My dad got some shots of the new Patrick O'Rourke bridge being built. I finished off my roll of color film and grumbled over not getting any pictures of Matt and I (again). The sun was bright, but not overwhelming. The air off the lake and river was refreshing but not too cold to need a jacket. We hung around the river for a bit, pointing out different shots my dad could take of the two bridges, the river, sailboats, weathervanes, and other odd assortments. I stood listening to the sound of cars rumbling over the steel deck of the bridge. Just as we were going to drive away, a sailboat sounded its horn. I looked at my watch: 2:55 PM. I said, "The bridge is going to go up!" We drove a little closer to the bridge, got out of the car, and headed over to a dock to watch both sides of the Stutson Street bridge open like a dual drawbridge to a castle. My dad's camera clicked as my mom and I murmered, "Cool.. what great timing!" It was a bit of childhood for me.
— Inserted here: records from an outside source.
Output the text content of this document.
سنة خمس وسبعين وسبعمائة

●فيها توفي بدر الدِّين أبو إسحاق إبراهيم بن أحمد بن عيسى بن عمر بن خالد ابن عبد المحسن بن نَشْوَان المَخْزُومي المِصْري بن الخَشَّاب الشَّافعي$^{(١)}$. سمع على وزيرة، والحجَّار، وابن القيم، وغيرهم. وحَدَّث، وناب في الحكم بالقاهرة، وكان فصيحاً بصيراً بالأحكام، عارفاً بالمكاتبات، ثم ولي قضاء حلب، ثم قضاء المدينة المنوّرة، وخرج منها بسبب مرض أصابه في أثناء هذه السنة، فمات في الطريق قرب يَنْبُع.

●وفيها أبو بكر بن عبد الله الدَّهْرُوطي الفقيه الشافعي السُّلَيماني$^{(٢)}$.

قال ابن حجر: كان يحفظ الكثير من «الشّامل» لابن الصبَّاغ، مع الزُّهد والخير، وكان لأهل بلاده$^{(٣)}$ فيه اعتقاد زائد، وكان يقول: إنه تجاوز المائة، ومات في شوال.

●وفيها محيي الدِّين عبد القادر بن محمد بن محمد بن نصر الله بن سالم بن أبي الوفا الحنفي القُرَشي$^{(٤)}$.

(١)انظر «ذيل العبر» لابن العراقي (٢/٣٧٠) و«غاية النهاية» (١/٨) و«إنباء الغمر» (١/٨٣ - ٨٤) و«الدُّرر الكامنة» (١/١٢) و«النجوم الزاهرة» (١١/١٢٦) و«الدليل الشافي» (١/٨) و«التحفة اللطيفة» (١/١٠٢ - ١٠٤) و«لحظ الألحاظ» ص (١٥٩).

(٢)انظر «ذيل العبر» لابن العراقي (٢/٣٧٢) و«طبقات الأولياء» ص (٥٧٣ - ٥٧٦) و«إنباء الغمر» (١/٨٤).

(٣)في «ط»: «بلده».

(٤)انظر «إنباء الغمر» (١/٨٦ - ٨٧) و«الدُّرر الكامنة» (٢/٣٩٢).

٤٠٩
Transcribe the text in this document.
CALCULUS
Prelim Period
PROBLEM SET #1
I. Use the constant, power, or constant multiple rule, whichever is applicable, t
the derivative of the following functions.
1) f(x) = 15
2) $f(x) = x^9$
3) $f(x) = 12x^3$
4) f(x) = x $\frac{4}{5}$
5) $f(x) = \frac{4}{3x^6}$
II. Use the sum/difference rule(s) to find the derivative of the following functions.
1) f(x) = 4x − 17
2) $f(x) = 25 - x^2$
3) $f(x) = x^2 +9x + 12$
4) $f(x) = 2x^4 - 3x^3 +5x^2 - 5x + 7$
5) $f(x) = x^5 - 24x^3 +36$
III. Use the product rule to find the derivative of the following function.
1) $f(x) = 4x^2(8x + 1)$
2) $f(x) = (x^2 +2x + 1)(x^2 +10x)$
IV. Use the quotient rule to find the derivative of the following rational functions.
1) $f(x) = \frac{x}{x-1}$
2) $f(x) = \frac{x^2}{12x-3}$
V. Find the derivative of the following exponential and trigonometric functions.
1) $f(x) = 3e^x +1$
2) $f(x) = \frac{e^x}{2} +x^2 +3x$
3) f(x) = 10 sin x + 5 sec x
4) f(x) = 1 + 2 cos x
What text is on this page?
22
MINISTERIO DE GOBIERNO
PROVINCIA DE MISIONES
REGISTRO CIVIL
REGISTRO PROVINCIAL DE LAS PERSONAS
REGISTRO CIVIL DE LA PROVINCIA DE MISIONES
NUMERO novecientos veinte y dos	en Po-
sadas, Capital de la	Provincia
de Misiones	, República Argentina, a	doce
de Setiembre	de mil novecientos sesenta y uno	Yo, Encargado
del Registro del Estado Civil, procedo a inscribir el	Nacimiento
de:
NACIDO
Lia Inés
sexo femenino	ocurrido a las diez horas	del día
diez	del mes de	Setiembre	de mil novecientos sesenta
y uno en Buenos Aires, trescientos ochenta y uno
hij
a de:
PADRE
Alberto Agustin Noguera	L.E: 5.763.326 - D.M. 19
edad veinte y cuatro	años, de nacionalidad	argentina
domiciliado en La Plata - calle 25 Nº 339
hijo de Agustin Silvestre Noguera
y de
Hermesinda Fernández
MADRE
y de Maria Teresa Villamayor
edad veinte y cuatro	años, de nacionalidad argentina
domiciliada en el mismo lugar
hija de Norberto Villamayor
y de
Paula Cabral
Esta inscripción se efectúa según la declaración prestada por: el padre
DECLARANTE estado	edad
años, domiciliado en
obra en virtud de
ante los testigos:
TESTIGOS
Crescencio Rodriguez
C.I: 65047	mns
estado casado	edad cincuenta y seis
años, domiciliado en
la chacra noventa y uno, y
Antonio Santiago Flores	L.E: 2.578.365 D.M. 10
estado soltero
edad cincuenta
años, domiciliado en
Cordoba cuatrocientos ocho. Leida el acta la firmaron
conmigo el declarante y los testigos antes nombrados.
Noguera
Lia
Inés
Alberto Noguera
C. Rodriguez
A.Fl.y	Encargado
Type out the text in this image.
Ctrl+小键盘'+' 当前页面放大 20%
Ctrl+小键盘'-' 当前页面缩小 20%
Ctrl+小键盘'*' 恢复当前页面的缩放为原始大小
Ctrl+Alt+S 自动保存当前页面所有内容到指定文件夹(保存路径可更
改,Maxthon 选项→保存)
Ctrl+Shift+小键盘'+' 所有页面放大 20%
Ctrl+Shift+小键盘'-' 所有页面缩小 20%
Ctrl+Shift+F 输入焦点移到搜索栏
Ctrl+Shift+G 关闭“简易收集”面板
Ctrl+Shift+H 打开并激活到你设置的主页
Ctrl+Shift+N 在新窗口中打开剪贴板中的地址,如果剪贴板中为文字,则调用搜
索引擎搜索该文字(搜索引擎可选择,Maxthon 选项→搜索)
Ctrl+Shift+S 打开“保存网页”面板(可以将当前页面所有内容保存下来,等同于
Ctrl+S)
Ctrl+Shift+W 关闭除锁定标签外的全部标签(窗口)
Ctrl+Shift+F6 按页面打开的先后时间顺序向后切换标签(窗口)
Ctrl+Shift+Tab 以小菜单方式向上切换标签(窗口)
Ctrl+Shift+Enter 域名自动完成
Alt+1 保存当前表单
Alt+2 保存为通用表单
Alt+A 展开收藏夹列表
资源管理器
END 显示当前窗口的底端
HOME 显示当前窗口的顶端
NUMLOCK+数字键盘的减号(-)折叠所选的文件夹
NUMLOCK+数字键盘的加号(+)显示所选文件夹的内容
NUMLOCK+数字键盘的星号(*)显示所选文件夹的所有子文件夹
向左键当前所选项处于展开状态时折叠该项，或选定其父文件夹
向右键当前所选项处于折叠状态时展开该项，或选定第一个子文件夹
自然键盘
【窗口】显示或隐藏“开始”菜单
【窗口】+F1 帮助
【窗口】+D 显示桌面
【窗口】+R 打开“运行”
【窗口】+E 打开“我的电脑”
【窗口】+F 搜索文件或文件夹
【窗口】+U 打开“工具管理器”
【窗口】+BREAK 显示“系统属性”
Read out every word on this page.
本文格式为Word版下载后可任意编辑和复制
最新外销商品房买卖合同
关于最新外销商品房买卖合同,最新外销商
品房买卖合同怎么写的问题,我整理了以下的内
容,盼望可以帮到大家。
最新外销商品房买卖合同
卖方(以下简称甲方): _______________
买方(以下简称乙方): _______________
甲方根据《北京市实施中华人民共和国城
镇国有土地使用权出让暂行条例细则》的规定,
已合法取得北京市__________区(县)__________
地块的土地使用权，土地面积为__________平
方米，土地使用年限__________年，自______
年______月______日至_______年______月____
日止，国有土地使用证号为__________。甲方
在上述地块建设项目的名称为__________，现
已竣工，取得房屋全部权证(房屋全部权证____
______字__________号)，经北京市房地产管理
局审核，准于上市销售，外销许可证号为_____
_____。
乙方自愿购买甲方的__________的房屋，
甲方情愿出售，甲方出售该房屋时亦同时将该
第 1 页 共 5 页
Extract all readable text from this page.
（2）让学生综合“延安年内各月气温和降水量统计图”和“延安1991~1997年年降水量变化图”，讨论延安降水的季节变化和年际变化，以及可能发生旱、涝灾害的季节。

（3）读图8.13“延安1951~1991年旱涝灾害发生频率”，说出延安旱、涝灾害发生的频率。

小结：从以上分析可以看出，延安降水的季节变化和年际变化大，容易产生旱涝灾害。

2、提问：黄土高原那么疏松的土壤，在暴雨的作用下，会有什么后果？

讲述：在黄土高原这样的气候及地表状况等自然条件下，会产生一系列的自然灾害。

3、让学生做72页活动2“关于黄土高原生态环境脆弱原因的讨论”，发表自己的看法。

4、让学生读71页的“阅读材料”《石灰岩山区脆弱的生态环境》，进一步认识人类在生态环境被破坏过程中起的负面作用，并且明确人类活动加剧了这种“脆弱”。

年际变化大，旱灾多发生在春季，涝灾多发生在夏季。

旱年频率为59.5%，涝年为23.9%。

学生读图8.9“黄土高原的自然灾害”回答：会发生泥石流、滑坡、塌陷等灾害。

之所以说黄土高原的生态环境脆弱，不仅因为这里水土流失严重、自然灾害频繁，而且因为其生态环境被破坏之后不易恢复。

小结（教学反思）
In another year or two, the Stutson Street bridge will be closed and torn down.

On our last stop on the Irondequoit side of the river, my dad and I tramped up to where the new bridge will start. The deck isn't down yet, but the span goes all the way across the river. I looked out towards Irondequoit and breathed in the air. It was home. I could feel the edges of time sweeping away and it was like I had never really left. It was the perfect day.